Tidak ada siapapun yang melintas. Siswa-siswa lain sepertinya sedang menghabiskan makan siang mereka di Kafeteria.
Maura menarik napas panjang, menahannya beberapa saat kemudian menghembuskannya dengan perlahan. Aliran darahnya sudah stabil, hanya dekupan jantungnya yang terlihat masih tidak berubah.
Damn it!!
Apa yang baru saja mereka lakukan? Tadi itu sudah nyaris.
Maura mengelingkan kepalnya, rasa panas kembali menyusup saat ingatan tentang kejadian tadi terulang di dalam memorinya. Maura yakin jika wajahnya saat itu bahkan lebih merah dari kepiting rebus.
Maura menggingit bibirnya langkahnya terhenti di dekat aula besar, segerombolan anak-anak pria sedang menatapnya.
Netra mereka saling bertabrakan, dilihat dari serangannya mereka berasal dari asrama phoenix. Pantas saja, di jam istirahat mereka masih berkumpul di depan aula besar.
"Woo.. siapa ini, si seksi Maura, bukan?" seru seseorang di anataranya. Yang lainnya langsung tertawa.
Siulan-siulan nakal membuat Maura menunduk malu sekaligus kesal.
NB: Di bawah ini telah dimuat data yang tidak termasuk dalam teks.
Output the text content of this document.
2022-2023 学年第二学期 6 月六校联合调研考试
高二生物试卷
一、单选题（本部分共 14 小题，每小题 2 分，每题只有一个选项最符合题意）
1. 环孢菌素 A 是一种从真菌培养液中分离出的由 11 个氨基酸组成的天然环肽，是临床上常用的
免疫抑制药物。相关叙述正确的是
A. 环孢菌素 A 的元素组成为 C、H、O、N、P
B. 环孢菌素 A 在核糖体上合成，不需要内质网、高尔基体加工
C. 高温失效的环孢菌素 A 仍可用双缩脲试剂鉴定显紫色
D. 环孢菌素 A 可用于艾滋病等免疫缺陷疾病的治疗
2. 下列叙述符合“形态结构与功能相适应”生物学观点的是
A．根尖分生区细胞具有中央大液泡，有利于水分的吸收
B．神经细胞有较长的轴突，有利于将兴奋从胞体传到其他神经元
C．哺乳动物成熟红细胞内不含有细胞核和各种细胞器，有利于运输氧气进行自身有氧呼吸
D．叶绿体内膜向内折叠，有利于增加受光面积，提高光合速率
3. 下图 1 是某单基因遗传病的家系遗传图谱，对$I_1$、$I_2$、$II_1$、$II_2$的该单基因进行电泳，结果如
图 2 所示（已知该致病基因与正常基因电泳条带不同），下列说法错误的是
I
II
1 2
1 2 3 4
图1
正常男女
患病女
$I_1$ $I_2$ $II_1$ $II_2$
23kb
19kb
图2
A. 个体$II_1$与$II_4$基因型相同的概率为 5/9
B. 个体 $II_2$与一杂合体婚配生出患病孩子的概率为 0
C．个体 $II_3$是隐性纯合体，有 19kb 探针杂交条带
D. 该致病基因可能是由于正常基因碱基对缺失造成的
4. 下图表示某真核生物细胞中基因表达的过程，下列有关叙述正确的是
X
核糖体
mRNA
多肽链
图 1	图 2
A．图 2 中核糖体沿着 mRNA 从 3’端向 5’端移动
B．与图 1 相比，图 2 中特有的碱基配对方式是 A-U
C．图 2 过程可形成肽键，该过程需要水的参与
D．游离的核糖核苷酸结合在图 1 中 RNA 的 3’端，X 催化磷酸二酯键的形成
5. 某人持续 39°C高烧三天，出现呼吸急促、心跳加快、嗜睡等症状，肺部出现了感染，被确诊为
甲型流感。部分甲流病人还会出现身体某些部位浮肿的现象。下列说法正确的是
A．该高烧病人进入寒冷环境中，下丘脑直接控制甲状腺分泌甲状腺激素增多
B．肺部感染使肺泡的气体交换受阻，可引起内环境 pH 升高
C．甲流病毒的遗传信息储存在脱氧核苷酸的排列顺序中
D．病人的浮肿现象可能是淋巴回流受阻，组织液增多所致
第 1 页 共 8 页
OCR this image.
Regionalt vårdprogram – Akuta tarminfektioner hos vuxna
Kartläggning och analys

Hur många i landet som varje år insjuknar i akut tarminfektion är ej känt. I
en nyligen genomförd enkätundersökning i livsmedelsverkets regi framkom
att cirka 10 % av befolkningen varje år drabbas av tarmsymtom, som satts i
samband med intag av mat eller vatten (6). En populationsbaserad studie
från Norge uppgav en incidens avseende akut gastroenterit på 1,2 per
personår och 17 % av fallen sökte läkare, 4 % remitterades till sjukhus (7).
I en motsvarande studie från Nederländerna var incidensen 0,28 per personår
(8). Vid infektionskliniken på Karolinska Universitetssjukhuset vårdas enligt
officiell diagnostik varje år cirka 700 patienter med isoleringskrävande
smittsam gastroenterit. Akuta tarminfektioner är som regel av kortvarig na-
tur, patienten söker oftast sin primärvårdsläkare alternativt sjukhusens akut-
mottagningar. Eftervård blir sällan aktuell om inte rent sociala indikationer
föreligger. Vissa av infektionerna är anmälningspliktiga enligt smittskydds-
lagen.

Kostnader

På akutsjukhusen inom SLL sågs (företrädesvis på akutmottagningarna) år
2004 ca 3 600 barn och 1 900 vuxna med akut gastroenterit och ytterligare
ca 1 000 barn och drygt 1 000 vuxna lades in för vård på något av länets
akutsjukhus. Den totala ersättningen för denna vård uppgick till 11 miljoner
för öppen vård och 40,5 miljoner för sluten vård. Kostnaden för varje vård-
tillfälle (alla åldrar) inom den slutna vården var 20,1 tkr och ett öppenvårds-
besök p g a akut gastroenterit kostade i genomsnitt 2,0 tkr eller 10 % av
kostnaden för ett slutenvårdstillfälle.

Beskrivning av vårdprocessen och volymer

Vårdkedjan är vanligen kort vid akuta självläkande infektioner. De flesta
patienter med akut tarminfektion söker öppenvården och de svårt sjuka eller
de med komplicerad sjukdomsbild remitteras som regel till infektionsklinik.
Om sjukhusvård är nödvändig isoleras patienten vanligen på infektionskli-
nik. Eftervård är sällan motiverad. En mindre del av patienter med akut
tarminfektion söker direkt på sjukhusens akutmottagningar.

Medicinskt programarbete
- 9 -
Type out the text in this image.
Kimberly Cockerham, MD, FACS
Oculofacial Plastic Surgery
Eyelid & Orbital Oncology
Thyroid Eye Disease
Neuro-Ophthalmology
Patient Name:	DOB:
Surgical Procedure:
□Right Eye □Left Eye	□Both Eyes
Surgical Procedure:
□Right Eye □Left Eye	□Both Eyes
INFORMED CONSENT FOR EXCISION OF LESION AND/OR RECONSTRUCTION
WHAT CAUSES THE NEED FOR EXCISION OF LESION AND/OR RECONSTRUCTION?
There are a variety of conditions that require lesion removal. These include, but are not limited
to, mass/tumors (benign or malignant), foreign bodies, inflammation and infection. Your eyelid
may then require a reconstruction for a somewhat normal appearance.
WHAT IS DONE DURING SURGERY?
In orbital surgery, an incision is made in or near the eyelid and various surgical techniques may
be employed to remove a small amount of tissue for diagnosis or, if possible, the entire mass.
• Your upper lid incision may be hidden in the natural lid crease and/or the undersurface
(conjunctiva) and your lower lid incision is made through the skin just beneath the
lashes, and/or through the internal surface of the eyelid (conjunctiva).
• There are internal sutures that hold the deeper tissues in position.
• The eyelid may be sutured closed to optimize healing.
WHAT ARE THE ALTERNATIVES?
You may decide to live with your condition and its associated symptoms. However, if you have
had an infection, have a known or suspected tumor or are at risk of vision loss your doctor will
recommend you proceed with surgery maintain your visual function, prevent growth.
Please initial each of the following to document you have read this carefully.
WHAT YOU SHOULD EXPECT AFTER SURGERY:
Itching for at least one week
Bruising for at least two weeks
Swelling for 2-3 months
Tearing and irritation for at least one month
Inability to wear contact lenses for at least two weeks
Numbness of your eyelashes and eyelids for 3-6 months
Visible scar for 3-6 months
Ia menyembunyikan wajahnya dengan rambut yang terurai, lalu berlari dengan cepat.
Langkah kakinya membawa Maura menikung ke arah koridor menuju toilet. Saat ini dia membutuhkan waktu sendirian, setidaknya sampai rasa malunya menghilang.
Pintu terbanting menutup di belakang Maura. Gadis itu langsung berhadapan dengan deretan wastafel dan cermin besarnya.
Maura memperhatikan penampilannya, matanya melotot sempurna. Pantas saja anak-anak asrama phoenix menggodanya tadi.
Penampilannya saat ini sangat kacau, persis seperti wanita nakal. Dua kancing yang terbuka, rambut tergerai dengan peluh yang bercucuran di sekitar pelipis dan lehernya.
'Apa karna Ac di perpustakaan tadi mati?'
Seragamnya menambah daftar lain yang membuatnya semakin panas. Sebagian basah oleh keringat, dan membuat kainnya melekat, transfaran di beberapa bagian.
"Daman it!!" Maura berteriak frustasi.
Kali ini dia tidak memiliki muka lagi untuk sekedar berhadapan dengan Erlang dan juga semua anak-anak asrama phoenix.
"Please, jangan sampai ketemu sama mereka lagi, ahhh…." teriaknya kesal.